Problems with CPI data could spell problems for American seniors. Putting less reliable data into the CPI makes it a less reliable measure of inflation, and seniors already have their doubts. According to TSCL’s 2025 Senior Survey, to be released this week, 80 percent of seniors thought 2024’s inflation was over 3 percent, which is higher than this year’s COLA of 2.5 percent.
Key Insights:
- Any erosion in the CPI’s reliability presents big risks to seniors’ livelihoods. If the government fails to act and the CPI’s data quality begins to erode, it increases the likelihood of the government providing a COLA that doesn’t match inflation. While there’s a chance that any miss could be higher than actual inflation, it’s just as likely that a miss would be low. A COLA that comes in under inflation would set seniors back for the rest of their retirement, as Social Security checks compound over time with each additional COLA.
- An erosion in the CPI’s data could also affect future COLA and inflation predictions. The CPI for Urban Wage Earners (CPI-W) is an important input for TSCL’s COLA model. Any reduction in the data’s quality or reliability could introduce new uncertainty to the TSCL model and any other economic models that make use of the dataset. Models like these affect key policy that affects everyday Americans, such as the Federal Reserve interest rate.
TSCL Executive Director Shannon Benton says…
- “While streamlining the federal government is a good thing, that shouldn’t involve cutting back on our ability to measure how our economy is changing. Inaccurate or unreliable data in the CPI dramatically increases the likelihood that seniors receive a COLA that’s lower than actual inflation, which can cost seniors thousands of dollars over the course of their retirement.”
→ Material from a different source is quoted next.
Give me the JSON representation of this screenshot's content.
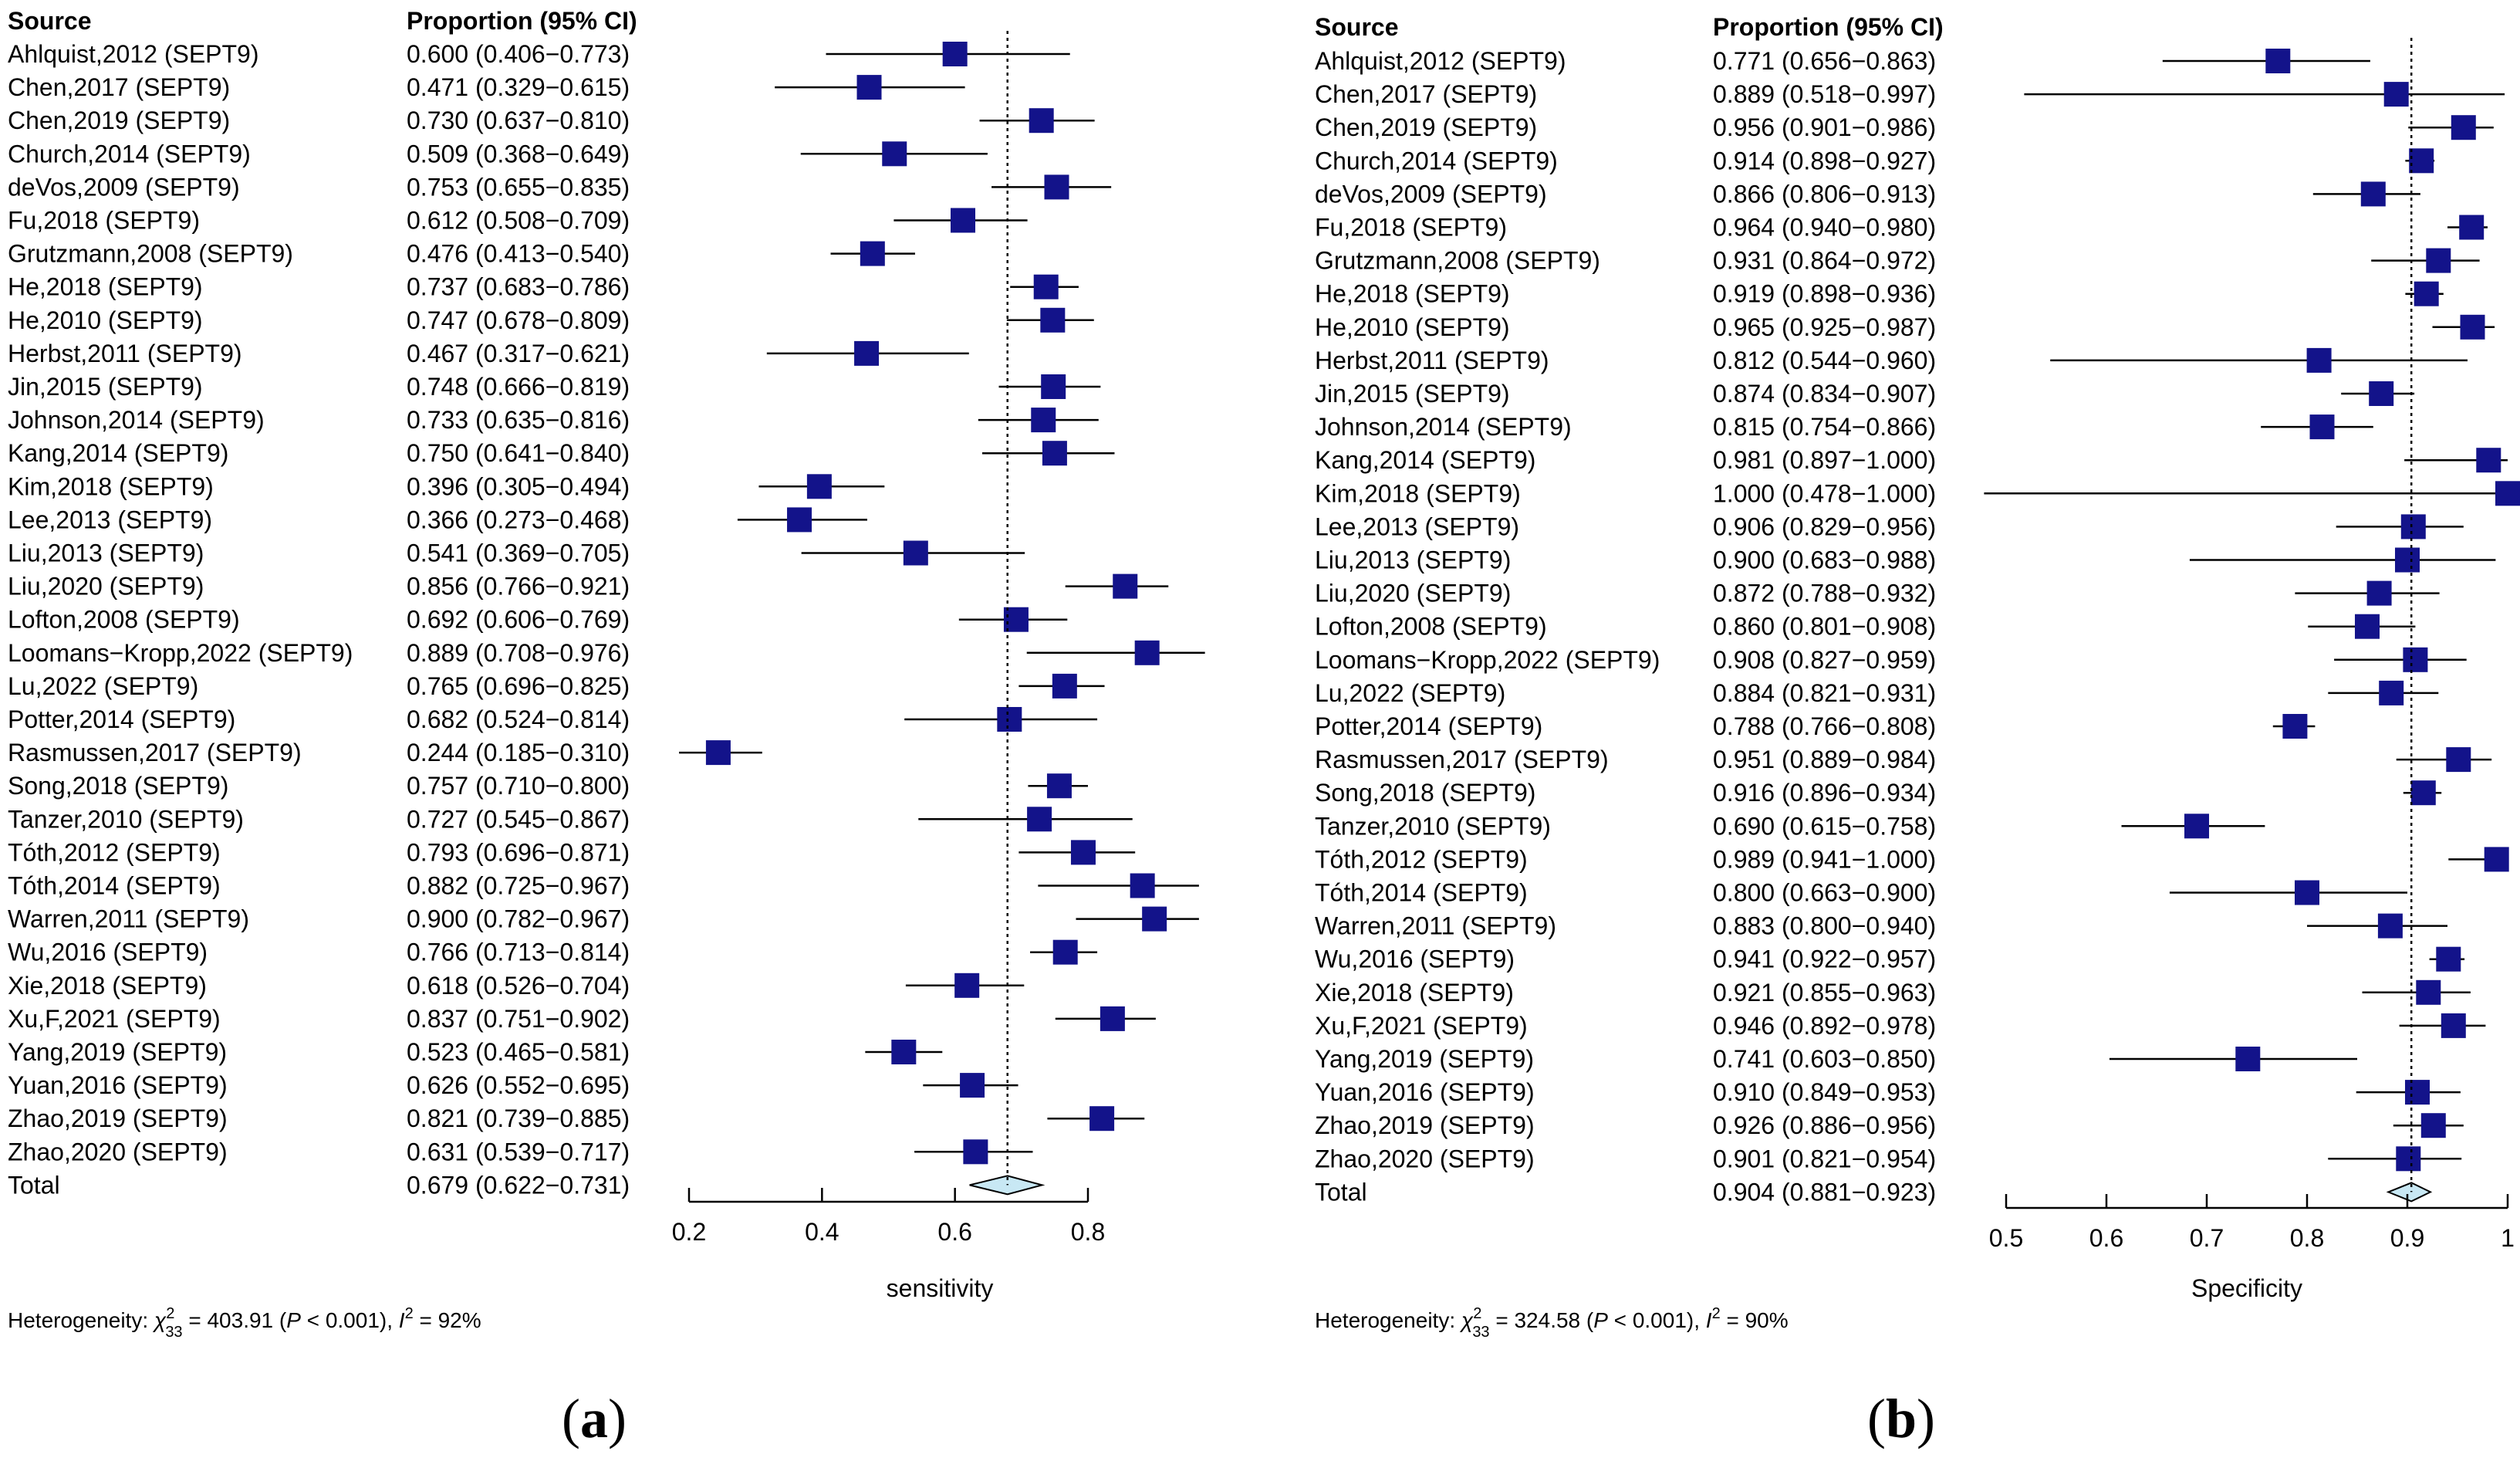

- “Seniors should be concerned as inflation continues to tick upward. TSCL’s research shows that there’s a serious disconnect between the inflation the government reports and the inflation that seniors experience every day. If the government tells us that prices are rising faster, it’s likely that seniors are already feeling the crunch.”
About TSCL:
The Senior Citizens League (TSCL) is one of the nation’s largest nonpartisan seniors’ groups. Established in 1992 as a special project of The Retired Enlisted Association, our mission is to promote and assist our members and supporters, educate and alert senior citizens about their rights and freedoms as U.S. citizens, and protect and defend the benefits seniors have earned and paid for. TSCL consists of vocally active senior citizens concerned about the protection of their Social Security, Medicare, and veteran or military retiree benefits. To learn more, visit https://seniorsleague.org/about-us/.
About the TSCL COLA Model:
TSCL issues a new prediction of the next COLA for Social Security each month using our statistical model. The model incorporates the Consumer Price Index, the Federal Reserve interest rate, and the national unemployment rate to make its predictions. The model’s predictions update throughout the year, adjusting in response to economic conditions. For additional information about the model, contact Alex Moore, TSCL’s statistician, at amoore@tsclhq.org.
We released a new version of the model, v1.2, in January 2025. The new version updates the model’s use of dates, processing data according to the federal fiscal year instead of the calendar year. The new model also reduces each prediction’s reliance on previous predictions made throughout the federal fiscal year.